Iron Chef for Astronauts? The Canadian Space Agency Kitchen is the victor against NASA's.

image from collectspace.com
Not only has the Canadian dollar overtaken the US dollar in value. Canada's space snacks are a better value too. Developed by the Agriculture and Agri-Food Canada for the Canadian Space Agency, these snacks rival NASA's in taste and texture. We don't want Canadian astronauts bullied into handing over their delicious snacks by fellow US Astronauts.
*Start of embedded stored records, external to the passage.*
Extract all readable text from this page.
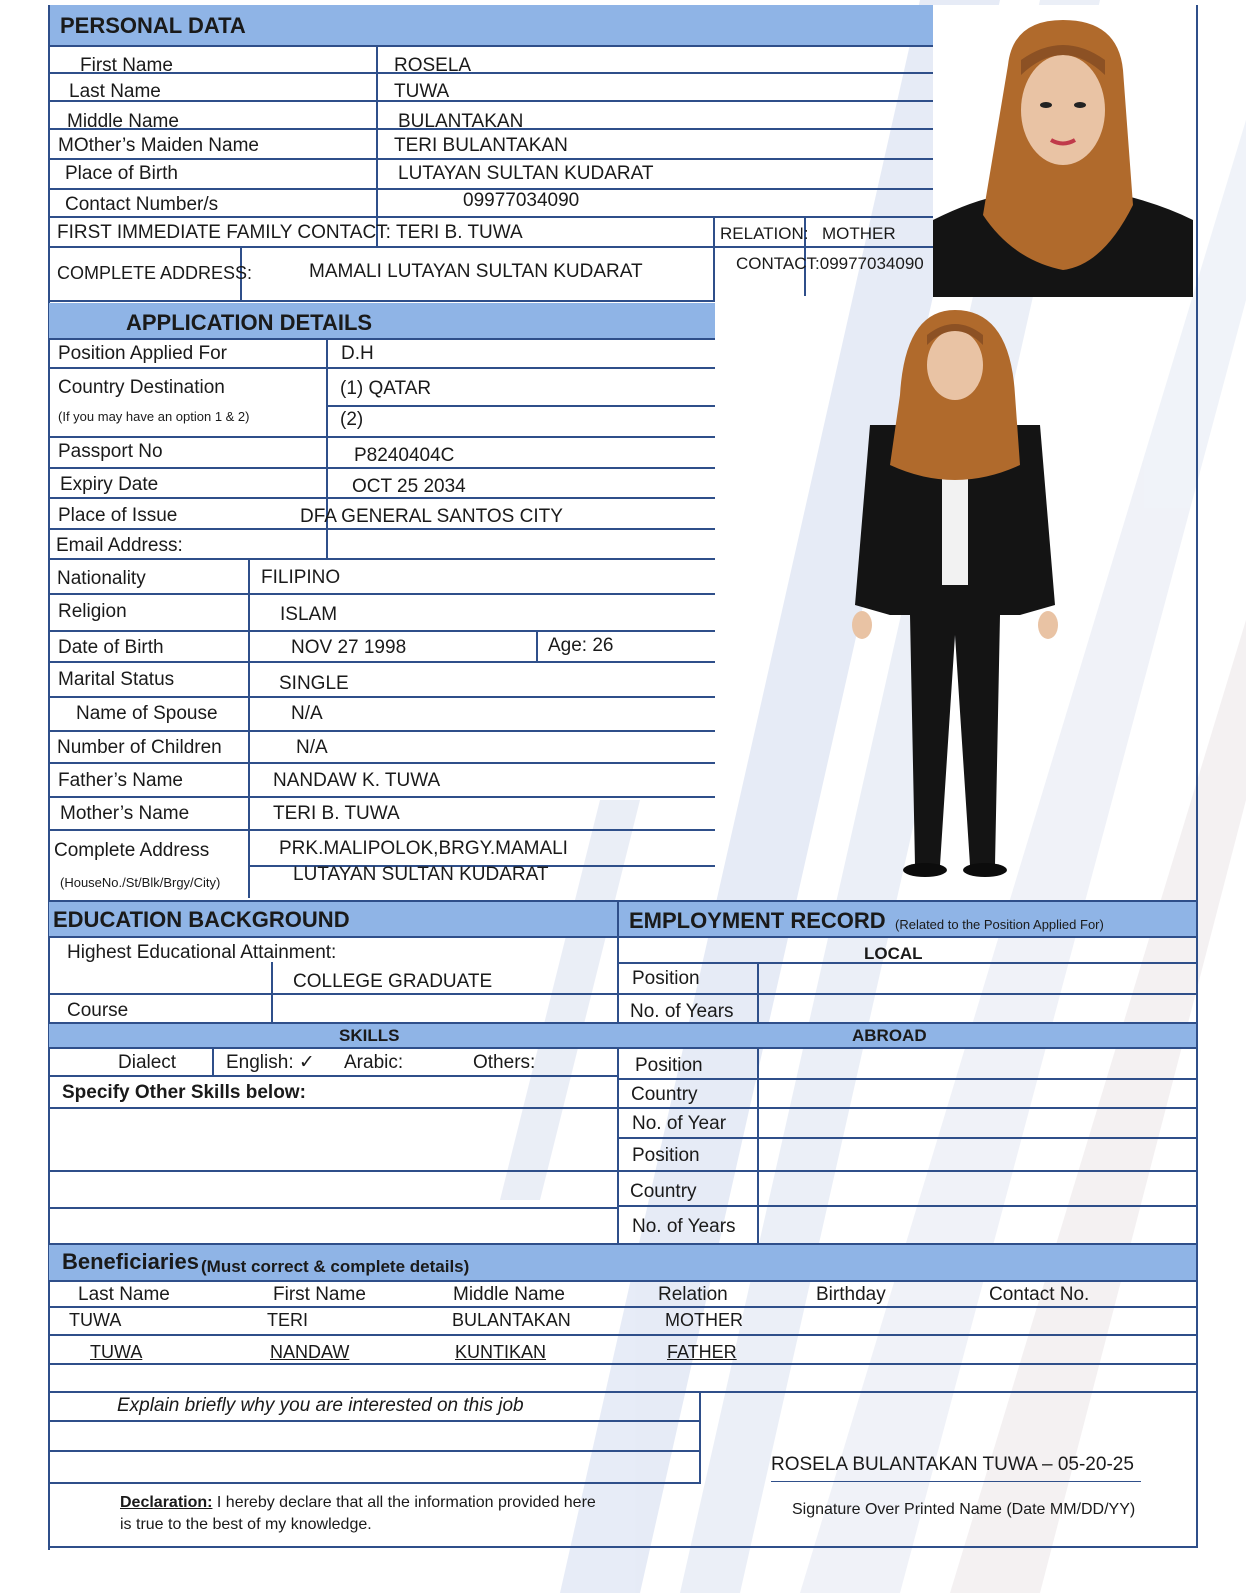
PERSONAL DATA
First Name	ROSELA
Last Name	TUWA
Middle Name	BULANTAKAN
MOther’s Maiden Name	TERI BULANTAKAN
Place of Birth	LUTAYAN SULTAN KUDARAT
Contact Number/s	09977034090
FIRST IMMEDIATE FAMILY CONTACT: TERI B. TUWA	RELATION: MOTHER
CONTACT:09977034090
COMPLETE ADDRESS:	MAMALI LUTAYAN SULTAN KUDARAT
APPLICATION DETAILS
Position Applied For	D.H
Country Destination
(If you may have an option 1 & 2)
(1) QATAR
(2)
Passport No	P8240404C
Expiry Date	OCT 25 2034
Place of Issue	DFA GENERAL SANTOS CITY
Email Address:
Nationality	FILIPINO
Religion	ISLAM
Date of Birth	NOV 27 1998	Age: 26
Marital Status	SINGLE
Name of Spouse	N/A
Number of Children	N/A
Father’s Name	NANDAW K. TUWA
Mother’s Name	TERI B. TUWA
Complete Address
(HouseNo./St/Blk/Brgy/City)
PRK.MALIPOLOK,BRGY.MAMALI
LUTAYAN SULTAN KUDARAT
EDUCATION BACKGROUND	EMPLOYMENT RECORD (Related to the Position Applied For)
Highest Educational Attainment:
COLLEGE GRADUATE
Course
LOCAL
Position
No. of Years
SKILLS	ABROAD
Dialect	English: ✓ Arabic:	Others:
Specify Other Skills below:
Position
Country
No. of Year
Position
Country
No. of Years
Beneficiaries (Must correct & complete details)
Last Name	First Name	Middle Name	Relation	Birthday	Contact No.
TUWA	TERI	BULANTAKAN	MOTHER
TUWA	NANDAW	KUNTIKAN	FATHER
Explain briefly why you are interested on this job
Declaration: I hereby declare that all the information provided here
is true to the best of my knowledge.
ROSELA BULANTAKAN TUWA – 05-20-25
Signature Over Printed Name (Date MM/DD/YY)
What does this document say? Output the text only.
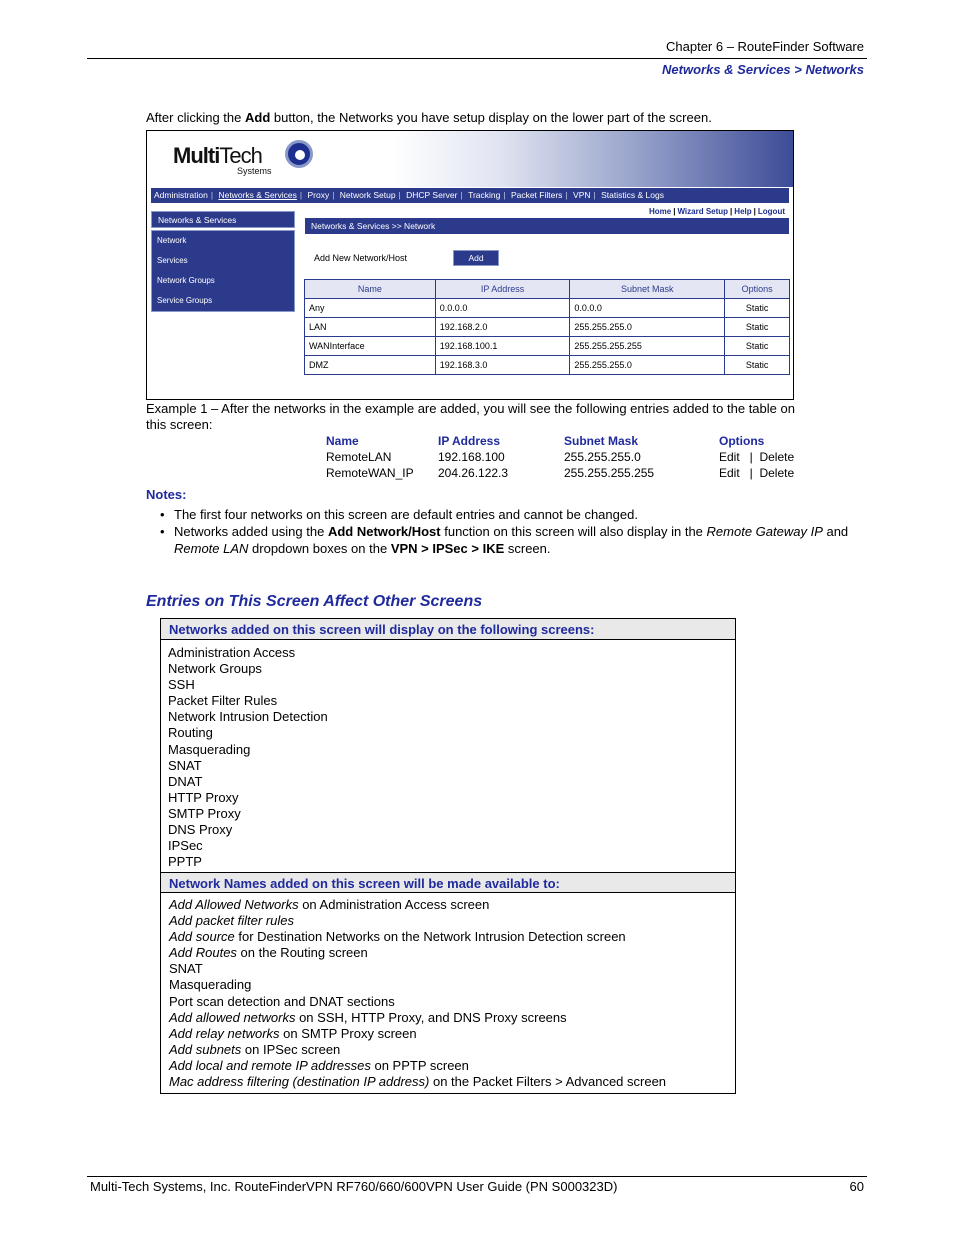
Chapter 6 – RouteFinder Software
Networks & Services > Networks
After clicking the Add button, the Networks you have setup display on the lower part of the screen.
MultiTech
Systems
Administration | Networks & Services | Proxy | Network Setup | DHCP Server | Tracking | Packet Filters | VPN | Statistics & Logs
Networks & Services
Network
Services
Network Groups
Service Groups
Home | Wizard Setup | Help | Logout
Networks & Services >> Network
Add New Network/Host	Add
Name	IP Address	Subnet Mask	Options
Any	0.0.0.0	0.0.0.0	Static
LAN	192.168.2.0	255.255.255.0	Static
WANInterface	192.168.100.1	255.255.255.255	Static
DMZ	192.168.3.0	255.255.255.0	Static
Example 1 – After the networks in the example are added, you will see the following entries added to the table on this screen:
Name	IP Address	Subnet Mask	Options
RemoteLAN	192.168.100	255.255.255.0	Edit   |  Delete
RemoteWAN_IP	204.26.122.3	255.255.255.255	Edit   |  Delete
Notes:
• The first four networks on this screen are default entries and cannot be changed.
• Networks added using the Add Network/Host function on this screen will also display in the Remote Gateway IP and Remote LAN dropdown boxes on the VPN > IPSec > IKE screen.
Entries on This Screen Affect Other Screens
Networks added on this screen will display on the following screens:
Administration Access
Network Groups
SSH
Packet Filter Rules
Network Intrusion Detection
Routing
Masquerading
SNAT
DNAT
HTTP Proxy
SMTP Proxy
DNS Proxy
IPSec
PPTP
Network Names added on this screen will be made available to:
Add Allowed Networks on Administration Access screen
Add packet filter rules
Add source for Destination Networks on the Network Intrusion Detection screen
Add Routes on the Routing screen
SNAT
Masquerading
Port scan detection and DNAT sections
Add allowed networks on SSH, HTTP Proxy, and DNS Proxy screens
Add relay networks on SMTP Proxy screen
Add subnets on IPSec screen
Add local and remote IP addresses on PPTP screen
Mac address filtering (destination IP address) on the Packet Filters > Advanced screen
Multi-Tech Systems, Inc. RouteFinderVPN RF760/660/600VPN User Guide (PN S000323D)	60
In the interest of preventing inter-galactic lunchroom fistfights, Congress better start reallocating funds so the NASA kitchen gets the money it needs to prepare some tastier snacks.
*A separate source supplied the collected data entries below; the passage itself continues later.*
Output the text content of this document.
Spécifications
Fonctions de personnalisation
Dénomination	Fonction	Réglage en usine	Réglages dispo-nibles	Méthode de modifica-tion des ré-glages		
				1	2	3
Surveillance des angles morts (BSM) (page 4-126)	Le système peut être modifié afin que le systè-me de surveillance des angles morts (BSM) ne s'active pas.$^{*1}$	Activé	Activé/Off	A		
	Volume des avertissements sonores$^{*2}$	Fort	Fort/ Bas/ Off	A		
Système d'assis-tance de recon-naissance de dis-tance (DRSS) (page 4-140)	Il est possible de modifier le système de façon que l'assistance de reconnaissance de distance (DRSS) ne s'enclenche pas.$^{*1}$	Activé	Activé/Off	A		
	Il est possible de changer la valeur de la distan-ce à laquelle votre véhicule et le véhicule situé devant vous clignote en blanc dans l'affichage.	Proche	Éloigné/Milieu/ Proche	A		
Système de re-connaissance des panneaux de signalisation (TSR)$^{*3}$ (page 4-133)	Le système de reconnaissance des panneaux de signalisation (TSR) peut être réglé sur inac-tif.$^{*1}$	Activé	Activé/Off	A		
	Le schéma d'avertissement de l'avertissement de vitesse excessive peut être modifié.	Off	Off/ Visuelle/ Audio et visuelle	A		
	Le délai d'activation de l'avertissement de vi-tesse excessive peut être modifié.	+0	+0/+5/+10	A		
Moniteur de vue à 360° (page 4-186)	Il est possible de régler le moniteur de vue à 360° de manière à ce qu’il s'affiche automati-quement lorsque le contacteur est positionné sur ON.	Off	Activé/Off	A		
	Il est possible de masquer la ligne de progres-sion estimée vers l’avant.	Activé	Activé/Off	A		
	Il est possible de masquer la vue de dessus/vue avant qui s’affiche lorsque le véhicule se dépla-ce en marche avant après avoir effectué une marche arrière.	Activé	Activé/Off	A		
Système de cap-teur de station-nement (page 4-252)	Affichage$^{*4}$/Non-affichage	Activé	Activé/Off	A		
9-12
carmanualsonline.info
The problem with NASA's freeze-dried snacks is that if you're eating sliced strawberries or Neopolitan ice cream bars, they all taste like oversweetened sofa foam. That's why the Canadian Space Agency just unveiled their own contribution to the space munchies race: the "Canasnack." A cream-filled sandwich cookie, it's made with all-Canadian ingredients like maple sugar, cranberries, blueberries, canola oil and oatmeal. The cookies are bite-sized, which offsets the risk of any potential crumbs floating around in the gravity-free cabin and jamming circuitry boards.Another new Canadian snack being eaten on NASA's shuttle mission STS-118 is caribou jerky. According to astronaut Dave Williams, speaking to media via satellite uplink, dried strips of salty reindeer meat are the perfect way to get pumped for a spacewalk. Onward, Blitzen!